Now it seems I've been optimistic about this result. I have instrumented the test suite to check it on a wider amount of files and quickly discovered that it fails for larger optimization sequences.
In particular, the default -O3 set in which I'm interested is not reproduced easily. I'm attaching a script that demonstrates this.
It contains the extracted -O3 set in two groups, and checks that [opt -debug-pass=Arguments] reports the same sequences when called with -O3 and the individual arguments. If a file name is provided, it also checks that the outputs are the same (or in our case, different).
Many real files fail to pass this test, for instance bilateral_grid.bc:
<https://github.com/llvm/llvm-test-suite/blob/master/Bitcode/Benchmarks/Halide/bilateral_grid/bilateral_grid.bc>
The diffs are very large even in text mode, and include lots of code.
I'm puzzled again. Any clue on the behavior of opt is very welcome. 
Cheers,
Sébastien Michelland
not-associative.sh (4.06 KB)
There is a non-deterministic problem with the uselists. The code causing this is almost identical in the IR and the bc writer. In some invocations of opt the uselists are shuffled in others (same input) they are not. I haven’t nailed the root cause yet. It has the flavor of a stack memory corruption.

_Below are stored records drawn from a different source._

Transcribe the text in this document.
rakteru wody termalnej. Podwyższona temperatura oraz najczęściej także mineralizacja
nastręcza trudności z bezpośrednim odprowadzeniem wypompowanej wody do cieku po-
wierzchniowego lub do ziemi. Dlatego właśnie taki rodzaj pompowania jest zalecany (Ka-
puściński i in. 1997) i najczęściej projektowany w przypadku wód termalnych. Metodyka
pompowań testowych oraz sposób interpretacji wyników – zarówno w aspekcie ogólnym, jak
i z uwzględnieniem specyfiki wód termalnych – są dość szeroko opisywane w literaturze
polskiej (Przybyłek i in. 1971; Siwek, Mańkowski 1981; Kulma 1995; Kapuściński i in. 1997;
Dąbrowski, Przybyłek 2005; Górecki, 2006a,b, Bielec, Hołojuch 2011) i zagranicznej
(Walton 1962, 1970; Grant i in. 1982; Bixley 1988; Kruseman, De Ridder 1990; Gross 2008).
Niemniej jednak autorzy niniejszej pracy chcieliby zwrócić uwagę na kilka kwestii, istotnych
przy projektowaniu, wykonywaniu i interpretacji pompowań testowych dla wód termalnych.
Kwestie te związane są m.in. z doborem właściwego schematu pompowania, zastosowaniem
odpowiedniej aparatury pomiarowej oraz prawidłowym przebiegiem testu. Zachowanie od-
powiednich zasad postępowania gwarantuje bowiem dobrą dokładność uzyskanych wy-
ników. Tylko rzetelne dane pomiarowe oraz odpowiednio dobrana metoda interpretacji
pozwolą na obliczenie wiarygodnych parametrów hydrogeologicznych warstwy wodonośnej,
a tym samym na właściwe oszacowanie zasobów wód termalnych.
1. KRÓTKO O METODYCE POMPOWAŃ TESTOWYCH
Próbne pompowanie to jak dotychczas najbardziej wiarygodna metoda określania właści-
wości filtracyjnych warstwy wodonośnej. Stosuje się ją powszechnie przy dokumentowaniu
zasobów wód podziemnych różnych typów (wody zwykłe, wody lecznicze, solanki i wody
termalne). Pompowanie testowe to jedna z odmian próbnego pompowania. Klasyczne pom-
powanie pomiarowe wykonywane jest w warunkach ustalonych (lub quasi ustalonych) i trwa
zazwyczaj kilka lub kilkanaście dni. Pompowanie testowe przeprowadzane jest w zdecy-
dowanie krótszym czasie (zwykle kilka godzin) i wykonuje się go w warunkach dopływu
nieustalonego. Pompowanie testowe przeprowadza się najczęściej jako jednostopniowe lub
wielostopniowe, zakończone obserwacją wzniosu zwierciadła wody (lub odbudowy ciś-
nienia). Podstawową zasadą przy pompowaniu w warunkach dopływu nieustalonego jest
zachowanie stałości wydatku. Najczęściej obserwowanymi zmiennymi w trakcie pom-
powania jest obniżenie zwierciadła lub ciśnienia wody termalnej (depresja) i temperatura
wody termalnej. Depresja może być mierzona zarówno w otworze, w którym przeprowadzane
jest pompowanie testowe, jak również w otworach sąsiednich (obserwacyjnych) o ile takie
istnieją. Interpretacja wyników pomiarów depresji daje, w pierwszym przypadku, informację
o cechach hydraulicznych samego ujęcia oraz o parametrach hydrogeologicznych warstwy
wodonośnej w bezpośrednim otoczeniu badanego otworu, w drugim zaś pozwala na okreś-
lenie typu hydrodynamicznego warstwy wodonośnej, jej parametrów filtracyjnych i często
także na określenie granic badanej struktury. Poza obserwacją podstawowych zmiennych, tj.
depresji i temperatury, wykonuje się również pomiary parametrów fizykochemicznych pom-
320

For a quick check that you see the same issue you could disable the shuffle code in the writers.
Gerolf
I finally got back to this. It is a known and endemic issue that pops up from time to time. The issues I’m aware of so far are related to random sets being used where strict order is required. This may result in non-deterministic uselists issued by the bitcode/assembly writers.
There is no great way to go about pro-active testing for this. Collecting the tests so far and running them as regression tests occasionally might serve as a feel better bandage. Neither can I think of good checks in a verifier. These bugs show up from time to time, disappear, show up again, and essentially any commit could expose them or make them disappear. The medicine to take may well be supplying deterministic implementations for DenseMap, SmallPtrSet, and probably DenseSet - and have current usage limited to cases where order is irrelevant, like in data flow analysis etc.

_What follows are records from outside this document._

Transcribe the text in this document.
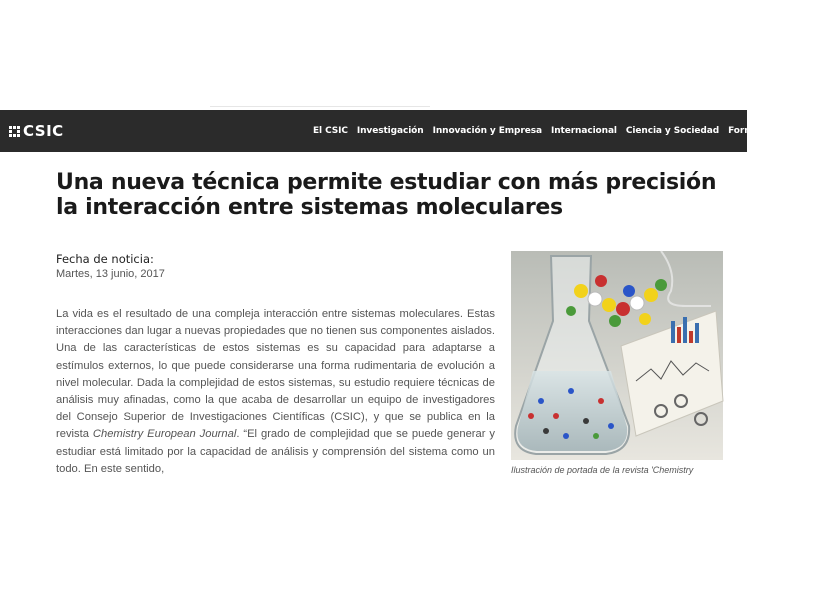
CSIC	El CSIC Investigación Innovación y Empresa Internacional Ciencia y Sociedad Formación y Em
Una nueva técnica permite estudiar con más precisión la interacción entre sistemas moleculares
Fecha de noticia:
Martes, 13 junio, 2017

La vida es el resultado de una compleja interacción entre sistemas moleculares. Estas interacciones dan lugar a nuevas propiedades que no tienen sus componentes aislados. Una de las características de estos sistemas es su capacidad para adaptarse a estímulos externos, lo que puede considerarse una forma rudimentaria de evolución a nivel molecular. Dada la complejidad de estos sistemas, su estudio requiere técnicas de análisis muy afinadas, como la que acaba de desarrollar un equipo de investigadores del Consejo Superior de Investigaciones Científicas (CSIC), y que se publica en la revista Chemistry European Journal. “El grado de complejidad que se puede generar y estudiar está limitado por la capacidad de análisis y comprensión del sistema como un todo. En este sentido,	Ilustración de portada de la revista 'Chemistry
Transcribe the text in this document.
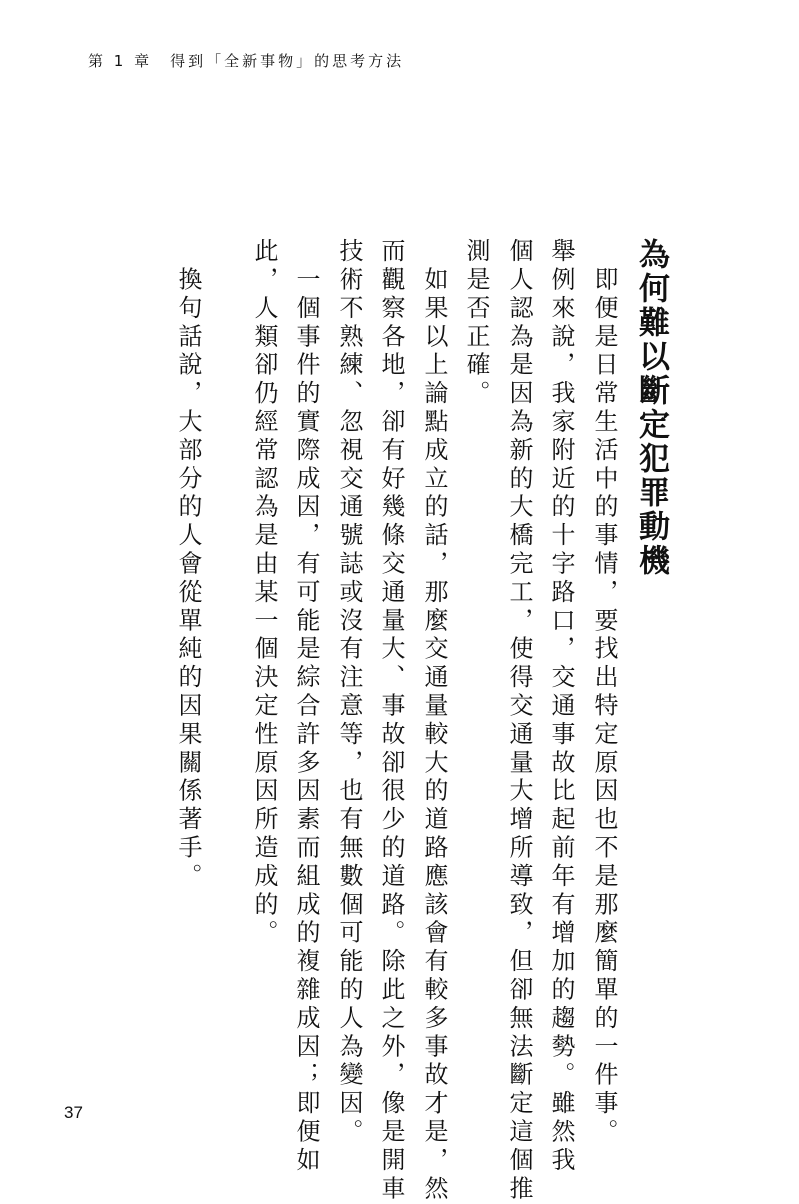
第 1 章　得到「全新事物」的思考方法
為何難以斷定犯罪動機
　即便是日常生活中的事情，要找出特定原因也不是那麼簡單的一件事。
舉例來說，我家附近的十字路口，交通事故比起前年有增加的趨勢。雖然我
個人認為是因為新的大橋完工，使得交通量大增所導致，但卻無法斷定這個推
測是否正確。
　如果以上論點成立的話，那麼交通量較大的道路應該會有較多事故才是，然
而觀察各地，卻有好幾條交通量大、事故卻很少的道路。除此之外，像是開車
技術不熟練、忽視交通號誌或沒有注意等，也有無數個可能的人為變因。
　一個事件的實際成因，有可能是綜合許多因素而組成的複雜成因；即便如
此，人類卻仍經常認為是由某一個決定性原因所造成的。
　換句話說，大部分的人會從單純的因果關係著手。
37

I pushed back one fix for sccp, and will post one for adce later. Hopefully they will help in your case, but I doubt they are exhaustive.

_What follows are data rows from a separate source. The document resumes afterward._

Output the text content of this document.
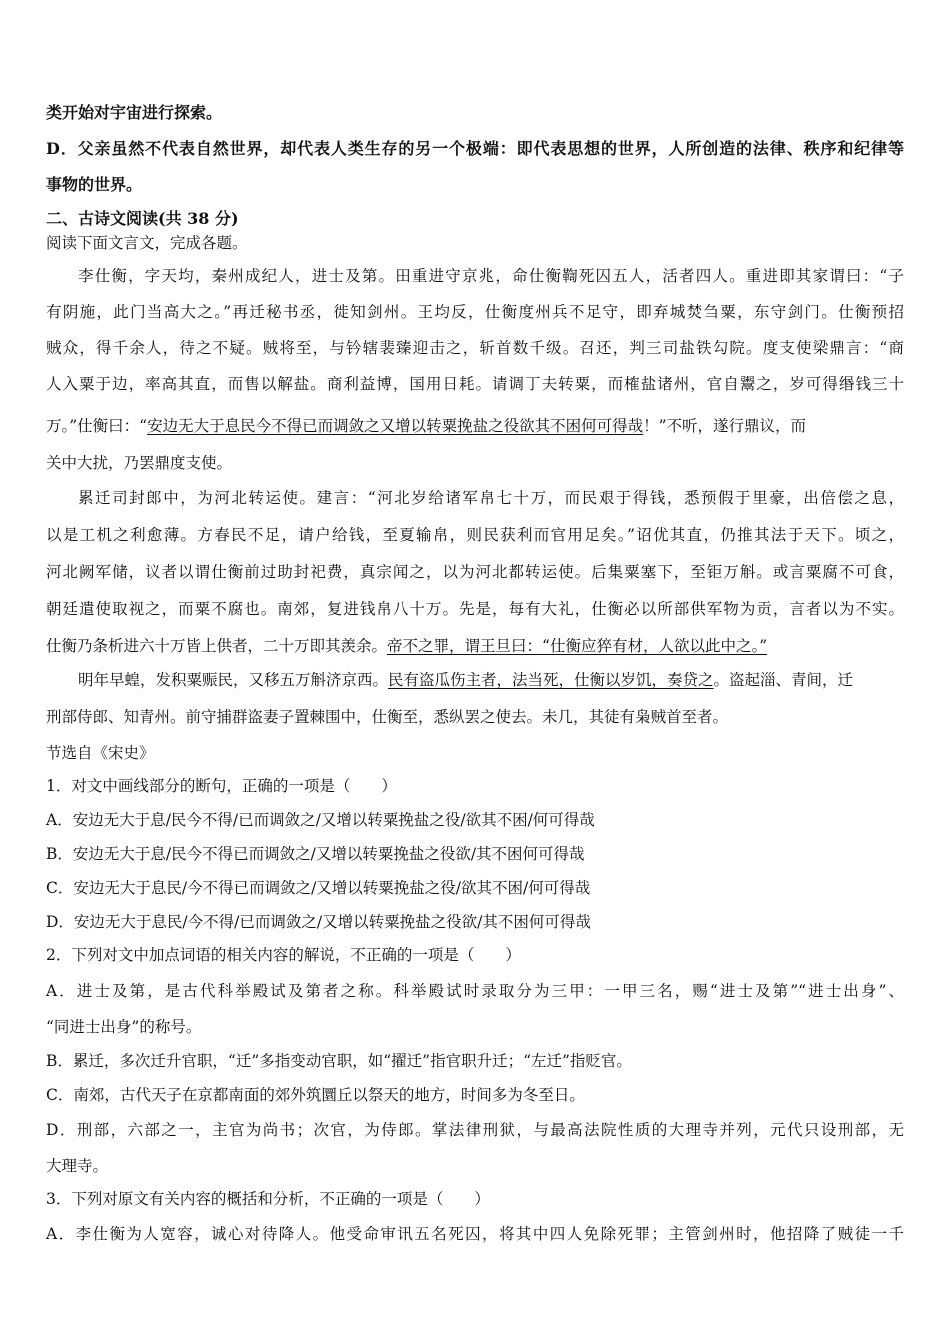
类开始对宇宙进行探索。
D．父亲虽然不代表自然世界，却代表人类生存的另一个极端：即代表思想的世界，人所创造的法律、秩序和纪律等
事物的世界。
二、古诗文阅读(共 38 分)
阅读下面文言文，完成各题。
李仕衡，字天均，秦州成纪人，进士及第。田重进守京兆，命仕衡鞫死囚五人，活者四人。重进即其家谓曰：“子
有阴施，此门当高大之。”再迁秘书丞，徙知剑州。王均反，仕衡度州兵不足守，即弃城焚刍粟，东守剑门。仕衡预招
贼众，得千余人，待之不疑。贼将至，与钤辖裴臻迎击之，斩首数千级。召还，判三司盐铁勾院。度支使梁鼎言：“商
人入粟于边，率高其直，而售以解盐。商利益博，国用日耗。请调丁夫转粟，而榷盐诸州，官自鬻之，岁可得缗钱三十
万。”仕衡曰：“安边无大于息民今不得已而调敛之又增以转粟挽盐之役欲其不困何可得哉！”不听，遂行鼎议，而
关中大扰，乃罢鼎度支使。
累迁司封郎中，为河北转运使。建言：“河北岁给诸军帛七十万，而民艰于得钱，悉预假于里豪，出倍偿之息，
以是工机之利愈薄。方春民不足，请户给钱，至夏输帛，则民获利而官用足矣。”诏优其直，仍推其法于天下。顷之，
河北阙军储，议者以谓仕衡前过助封祀费，真宗闻之，以为河北都转运使。后集粟塞下，至钜万斛。或言粟腐不可食，
朝廷遣使取视之，而粟不腐也。南郊，复进钱帛八十万。先是，每有大礼，仕衡必以所部供军物为贡，言者以为不实。
仕衡乃条析进六十万皆上供者，二十万即其羡余。帝不之罪，谓王旦曰：“仕衡应猝有材，人欲以此中之。”
明年早蝗，发积粟赈民，又移五万斛济京西。民有盗瓜伤主者，法当死，仕衡以岁饥，奏贷之。盗起淄、青间，迁
刑部侍郎、知青州。前守捕群盗妻子置棘围中，仕衡至，悉纵罢之使去。未几，其徒有枭贼首至者。
节选自《宋史》
1．对文中画线部分的断句，正确的一项是（　　）
A．安边无大于息/民今不得/已而调敛之/又增以转粟挽盐之役/欲其不困/何可得哉
B．安边无大于息/民今不得已而调敛之/又增以转粟挽盐之役欲/其不困何可得哉
C．安边无大于息民/今不得已而调敛之/又增以转粟挽盐之役/欲其不困/何可得哉
D．安边无大于息民/今不得/已而调敛之/又增以转粟挽盐之役欲/其不困何可得哉
2．下列对文中加点词语的相关内容的解说，不正确的一项是（　　）
A．进士及第，是古代科举殿试及第者之称。科举殿试时录取分为三甲：一甲三名，赐“进士及第”“进士出身”、
“同进士出身”的称号。
B．累迁，多次迁升官职，“迁”多指变动官职，如“擢迁”指官职升迁；“左迁”指贬官。
C．南郊，古代天子在京都南面的郊外筑圜丘以祭天的地方，时间多为冬至日。
D．刑部，六部之一，主官为尚书；次官，为侍郎。掌法律刑狱，与最高法院性质的大理寺并列，元代只设刑部，无
大理寺。
3．下列对原文有关内容的概括和分析，不正确的一项是（　　）
A．李仕衡为人宽容，诚心对待降人。他受命审讯五名死囚，将其中四人免除死罪；主管剑州时，他招降了贼徒一千
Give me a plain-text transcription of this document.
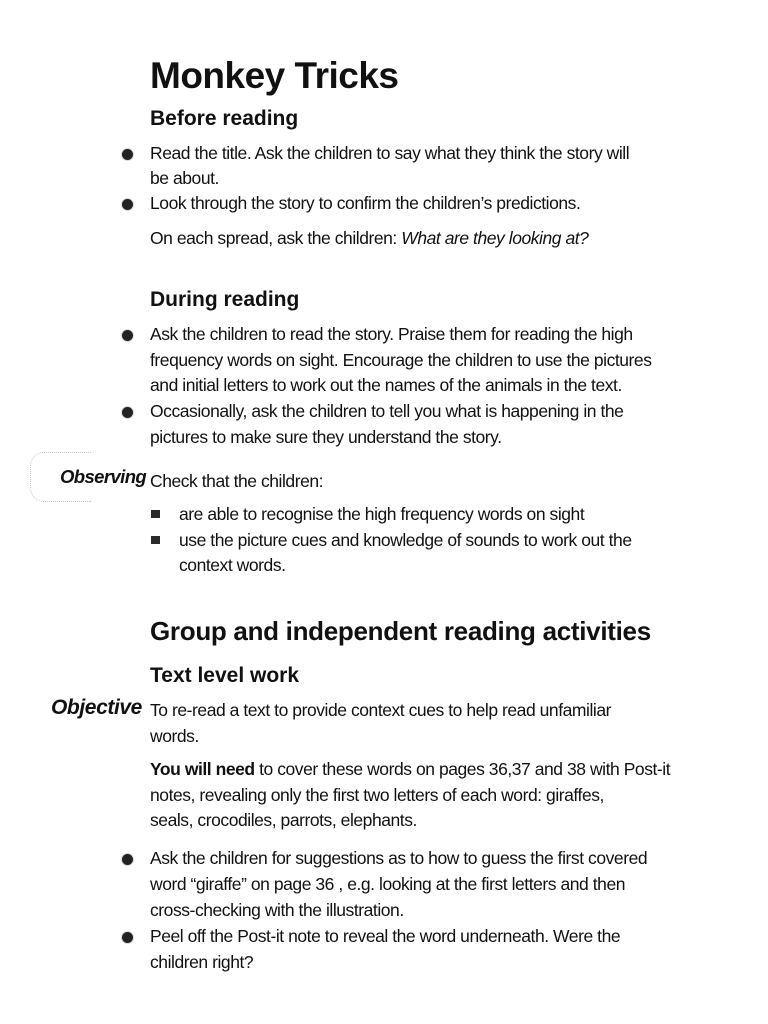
Monkey Tricks
Before reading
Read the title. Ask the children to say what they think the story will
be about.
Look through the story to confirm the children’s predictions.
On each spread, ask the children: What are they looking at?
During reading
Ask the children to read the story. Praise them for reading the high
frequency words on sight. Encourage the children to use the pictures
and initial letters to work out the names of the animals in the text.
Occasionally, ask the children to tell you what is happening in the
pictures to make sure they understand the story.
Observing Check that the children:
are able to recognise the high frequency words on sight
use the picture cues and knowledge of sounds to work out the
context words.
Group and independent reading activities
Text level work
Objective To re-read a text to provide context cues to help read unfamiliar
words.
You will need to cover these words on pages 36,37 and 38 with Post-it
notes, revealing only the first two letters of each word: giraffes,
seals, crocodiles, parrots, elephants.
Ask the children for suggestions as to how to guess the first covered
word “giraffe” on page 36 , e.g. looking at the first letters and then
cross-checking with the illustration.
Peel off the Post-it note to reveal the word underneath. Were the
children right?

FWIW, there is one bright spot here: I have no (not yet…) example where incorrect code is generated.
-Gerolf
Isn’t LLVM_REVERSE_ITERATION intended to catch issues where we depend on the iteration order? I don’t know if we have bots using this flag though.
Would building something like LLVM itself with a host clang built with and without this flag and comparing the output be enough?
I finally got back to this. It is a known and endemic issue that pops up from time to time. The issues I’m aware of so far are related to random sets being used where strict order is required. This may result in non-deterministic uselists issued by the bitcode/assembly writers.
There is no great way to go about pro-active testing for this. Collecting the tests so far and running them as regression tests occasionally might serve as a feel better bandage. Neither can I think of good checks in a verifier. These bugs show up from time to time, disappear, show up again, and essentially any commit could expose them or make them disappear. The medicine to take may well be supplying deterministic implementations for DenseMap, SmallPtrSet, and probably DenseSet - and have current usage limited to cases where order is irrelevant, like in data flow analysis etc.
Isn’t LLVM_REVERSE_ITERATION intended to catch issues where we depend on the iteration order? I don’t know if we have bots using this flag though.
Would building something like LLVM itself with a host clang built with and without this flag and comparing the output be enough?
This is a good idea. You would want to check the usual test suites first. For debugging simplicity, but also to increase the probability of finding issues. The crux is that you usually need a random number of runs before you can spot the issue. A simple a/b I would not consider prove for the absence of the issue, even with the forward/reverse perturbation. But I could see a bot running many a/b tests to spit them out over time.